Arrêtons de nous raconter des histoires : caractériser la posture parentale, et donc déterminer si on peut travailler, et comment, avec les parents pour mettre fin au danger ou si c’est impossible à court terme, est l’autre pied de l’évaluation. Car la temporalité de l’enfant et celle des parents sont différentes : l’enfant a besoin que cela aille vite, parce que son enfance et son développement neuronal s’effectuent sur un temps court.
Selon les Crips, on peut estimer entre 10 % et 20 % les IP qui ne mènent à rien après analyse.
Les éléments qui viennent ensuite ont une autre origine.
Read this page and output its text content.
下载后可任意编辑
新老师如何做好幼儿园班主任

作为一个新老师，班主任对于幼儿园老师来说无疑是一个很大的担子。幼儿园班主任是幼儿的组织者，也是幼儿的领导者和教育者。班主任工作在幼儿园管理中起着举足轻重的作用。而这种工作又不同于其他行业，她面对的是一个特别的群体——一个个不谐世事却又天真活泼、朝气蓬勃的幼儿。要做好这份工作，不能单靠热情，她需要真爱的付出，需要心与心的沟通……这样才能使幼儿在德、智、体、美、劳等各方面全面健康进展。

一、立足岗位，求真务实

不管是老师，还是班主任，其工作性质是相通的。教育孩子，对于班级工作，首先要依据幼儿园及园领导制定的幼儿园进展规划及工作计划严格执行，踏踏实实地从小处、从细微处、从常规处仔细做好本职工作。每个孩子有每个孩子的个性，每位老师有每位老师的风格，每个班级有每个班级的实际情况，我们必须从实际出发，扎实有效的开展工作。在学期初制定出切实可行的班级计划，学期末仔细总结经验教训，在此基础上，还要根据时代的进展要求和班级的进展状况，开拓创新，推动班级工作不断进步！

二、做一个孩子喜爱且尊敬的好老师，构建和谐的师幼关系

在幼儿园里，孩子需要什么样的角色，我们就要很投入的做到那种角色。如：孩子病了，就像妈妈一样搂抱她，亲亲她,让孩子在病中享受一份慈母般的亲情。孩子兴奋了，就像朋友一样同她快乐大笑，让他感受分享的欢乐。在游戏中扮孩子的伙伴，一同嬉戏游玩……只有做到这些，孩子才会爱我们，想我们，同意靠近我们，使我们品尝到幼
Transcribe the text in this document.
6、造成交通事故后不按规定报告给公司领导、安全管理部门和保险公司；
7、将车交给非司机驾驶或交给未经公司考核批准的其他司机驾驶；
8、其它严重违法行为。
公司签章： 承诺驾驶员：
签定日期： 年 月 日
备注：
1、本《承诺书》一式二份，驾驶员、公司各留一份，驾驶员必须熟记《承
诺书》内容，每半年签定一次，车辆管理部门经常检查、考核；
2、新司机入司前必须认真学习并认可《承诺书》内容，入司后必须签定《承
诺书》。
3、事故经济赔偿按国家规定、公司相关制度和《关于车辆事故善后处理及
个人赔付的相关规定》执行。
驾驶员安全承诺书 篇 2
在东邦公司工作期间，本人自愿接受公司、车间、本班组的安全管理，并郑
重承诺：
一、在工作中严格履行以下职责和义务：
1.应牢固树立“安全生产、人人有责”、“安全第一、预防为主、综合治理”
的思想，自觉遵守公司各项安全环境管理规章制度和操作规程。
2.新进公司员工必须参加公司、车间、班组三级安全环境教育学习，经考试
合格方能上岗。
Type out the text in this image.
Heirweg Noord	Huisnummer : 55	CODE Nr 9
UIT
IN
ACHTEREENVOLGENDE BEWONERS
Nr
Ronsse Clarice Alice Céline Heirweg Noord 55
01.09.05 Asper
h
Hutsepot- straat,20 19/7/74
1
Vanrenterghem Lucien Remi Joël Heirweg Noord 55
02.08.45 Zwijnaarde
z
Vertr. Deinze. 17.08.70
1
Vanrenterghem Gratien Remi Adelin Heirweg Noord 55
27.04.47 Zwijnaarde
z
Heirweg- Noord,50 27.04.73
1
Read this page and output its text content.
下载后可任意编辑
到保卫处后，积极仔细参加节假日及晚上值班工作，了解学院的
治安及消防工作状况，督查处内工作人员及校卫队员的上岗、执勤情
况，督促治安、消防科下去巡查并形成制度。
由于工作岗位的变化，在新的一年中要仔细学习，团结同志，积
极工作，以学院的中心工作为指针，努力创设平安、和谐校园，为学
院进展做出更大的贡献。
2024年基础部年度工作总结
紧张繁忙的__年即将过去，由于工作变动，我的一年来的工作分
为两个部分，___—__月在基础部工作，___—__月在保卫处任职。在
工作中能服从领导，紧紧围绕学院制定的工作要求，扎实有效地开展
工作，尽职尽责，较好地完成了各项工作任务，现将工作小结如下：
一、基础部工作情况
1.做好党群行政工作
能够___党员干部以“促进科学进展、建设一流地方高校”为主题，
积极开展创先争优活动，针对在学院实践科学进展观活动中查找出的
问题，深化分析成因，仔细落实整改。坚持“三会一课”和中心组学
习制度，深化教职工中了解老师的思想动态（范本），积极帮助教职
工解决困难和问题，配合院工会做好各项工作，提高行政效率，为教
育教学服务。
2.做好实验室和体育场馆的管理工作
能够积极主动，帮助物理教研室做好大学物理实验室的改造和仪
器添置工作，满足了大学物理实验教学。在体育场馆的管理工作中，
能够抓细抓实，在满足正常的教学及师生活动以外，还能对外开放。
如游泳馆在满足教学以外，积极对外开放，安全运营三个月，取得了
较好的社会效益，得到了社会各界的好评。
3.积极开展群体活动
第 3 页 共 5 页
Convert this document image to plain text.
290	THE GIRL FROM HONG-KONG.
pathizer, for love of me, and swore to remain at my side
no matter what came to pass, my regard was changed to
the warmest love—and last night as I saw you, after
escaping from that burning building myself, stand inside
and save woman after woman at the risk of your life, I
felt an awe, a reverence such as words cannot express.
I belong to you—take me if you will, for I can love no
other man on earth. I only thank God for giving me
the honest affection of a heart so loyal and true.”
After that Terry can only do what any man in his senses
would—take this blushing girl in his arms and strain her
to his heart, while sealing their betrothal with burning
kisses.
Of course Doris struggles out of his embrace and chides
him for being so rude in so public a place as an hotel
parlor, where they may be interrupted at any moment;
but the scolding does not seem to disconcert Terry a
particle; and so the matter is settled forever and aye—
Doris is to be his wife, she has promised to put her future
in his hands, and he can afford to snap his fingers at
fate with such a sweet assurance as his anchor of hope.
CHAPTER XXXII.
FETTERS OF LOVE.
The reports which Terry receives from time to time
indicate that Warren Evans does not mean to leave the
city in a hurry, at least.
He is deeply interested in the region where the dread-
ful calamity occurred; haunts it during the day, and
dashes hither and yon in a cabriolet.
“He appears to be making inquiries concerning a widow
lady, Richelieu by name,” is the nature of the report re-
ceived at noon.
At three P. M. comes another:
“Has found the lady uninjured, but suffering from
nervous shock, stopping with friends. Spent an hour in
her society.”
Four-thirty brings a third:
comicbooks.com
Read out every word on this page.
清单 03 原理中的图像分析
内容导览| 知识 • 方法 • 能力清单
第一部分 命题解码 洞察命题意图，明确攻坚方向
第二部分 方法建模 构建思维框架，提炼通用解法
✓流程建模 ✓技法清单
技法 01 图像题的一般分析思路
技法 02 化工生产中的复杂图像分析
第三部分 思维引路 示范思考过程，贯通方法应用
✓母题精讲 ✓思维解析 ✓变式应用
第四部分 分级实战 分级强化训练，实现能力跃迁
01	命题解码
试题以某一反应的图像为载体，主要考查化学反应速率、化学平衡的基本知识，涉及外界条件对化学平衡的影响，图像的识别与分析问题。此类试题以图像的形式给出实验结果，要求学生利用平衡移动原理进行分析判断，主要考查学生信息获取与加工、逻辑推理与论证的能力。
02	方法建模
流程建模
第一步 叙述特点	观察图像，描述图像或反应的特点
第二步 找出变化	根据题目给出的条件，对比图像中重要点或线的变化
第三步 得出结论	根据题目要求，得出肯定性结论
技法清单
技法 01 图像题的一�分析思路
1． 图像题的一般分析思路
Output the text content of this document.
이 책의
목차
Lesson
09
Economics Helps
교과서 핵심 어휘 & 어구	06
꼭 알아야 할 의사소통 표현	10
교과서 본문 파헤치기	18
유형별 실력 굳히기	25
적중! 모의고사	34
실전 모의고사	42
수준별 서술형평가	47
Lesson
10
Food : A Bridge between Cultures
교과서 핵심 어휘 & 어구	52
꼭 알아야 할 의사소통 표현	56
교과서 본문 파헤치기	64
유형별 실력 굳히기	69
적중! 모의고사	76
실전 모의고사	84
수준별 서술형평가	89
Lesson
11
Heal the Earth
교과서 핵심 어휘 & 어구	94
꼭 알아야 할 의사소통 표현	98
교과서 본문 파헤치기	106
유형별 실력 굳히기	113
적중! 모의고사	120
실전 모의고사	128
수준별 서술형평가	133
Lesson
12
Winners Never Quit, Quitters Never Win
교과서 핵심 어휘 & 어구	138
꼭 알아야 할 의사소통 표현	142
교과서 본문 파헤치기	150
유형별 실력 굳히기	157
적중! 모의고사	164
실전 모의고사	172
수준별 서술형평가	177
Donc, majoritairement, les IP reçues sont bien ciblées et débouchent sur des informations préoccupantes qualifiées. L’IP n’est rien qu’un signal d’alerte qui va entraîner un processus d’évaluation. Penser que les IP sont déclenchées de façon excessive vient souvent du fait qu’on associe trop souvent les mesures de la protection de l’enfance à des sanctions, où toute saisine des services aboutirait à un placement. Mais les travailleurs sociaux sont aussi là pour soutenir les enfants, en proposant d’abord des solutions d’accompagnement à leur famille. Quand on échange avec les départements, on considère qu’environ 30 % des IP constituent des informations récurrentes, c’est-à-dire qu’elles font suite à deux IP précédentes. Alors je veux bien croire que certains aient des états d’âme à l’idée que l’on envoie trop d’IP, mais, en réalité, on a plutôt tendance à sous-évaluer le danger. N’oublions pas que s’il y a des erreurs réparables, d’autres ne le sont pas. Selon un rapport des inspections générales, 46 % des situations d’infanticide étaient connues des services sociaux ou judiciaires.
(1) Lire le dossier juridique « Evaluation de l’enfance en danger » dans les ASH n° 3298 du 10-03-23, p. 14.